June 29, 2024
news
Hyperparameter tuning for online reinforcement learning
Anna Hakhverdyan, a Master’s student at the University of Alberta, held a seminar on hyperparameter tuning for online reinforcement learning օn June 28th at Aerial Robotics Research and Education Center of NPUA.
Reinforcement Learning (RL) studies how an agent can learn to make decisions by interacting with an environment. The agent learns by trial and error where the goal is to maximize the cumulative reward. Online reinforcement learning concerns itself with agents that learn while interacting with the environment. Unfortunately, the performance of most RL agents depends on the hyperparameters, which are many and hard to tune. Most work in online reinforcement learning tunes hyperparameters in an offline phase without accounting for the interaction. This empirical methodology is reasonable for assessing how well algorithms can perform but is limited when evaluating algorithms for practical deployment in the real world. In many applications, one can't do exhaustive hyperparameter searches in the environment, and typical evaluations do not characterize how much data is required for such searches. We try to explore online tuning in this talk, where the agent must select hyperparameters during online interaction.

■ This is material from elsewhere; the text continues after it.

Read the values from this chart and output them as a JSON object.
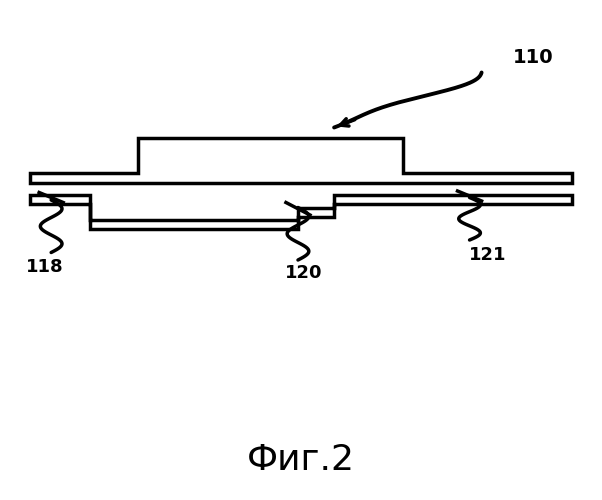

Hyperparameter tuning is part of the agent rather than done in a separate (hidden) tuning phase. We layer sequential optimization techniques on standard RL algorithms and assess behavior when tuning hyperparameters online.
Anna Hakhverdyan is a Master’s student at the University of Alberta under the supervision of Martha White. She mainly focuses on making reinforcement learning agents more computationally efficient by making the hyperparameter tuning part of the agent itself, opening an avenue for never-ending agents. Previously, she earned her bachelor's degree from the National University of Polytechnic of Armenia.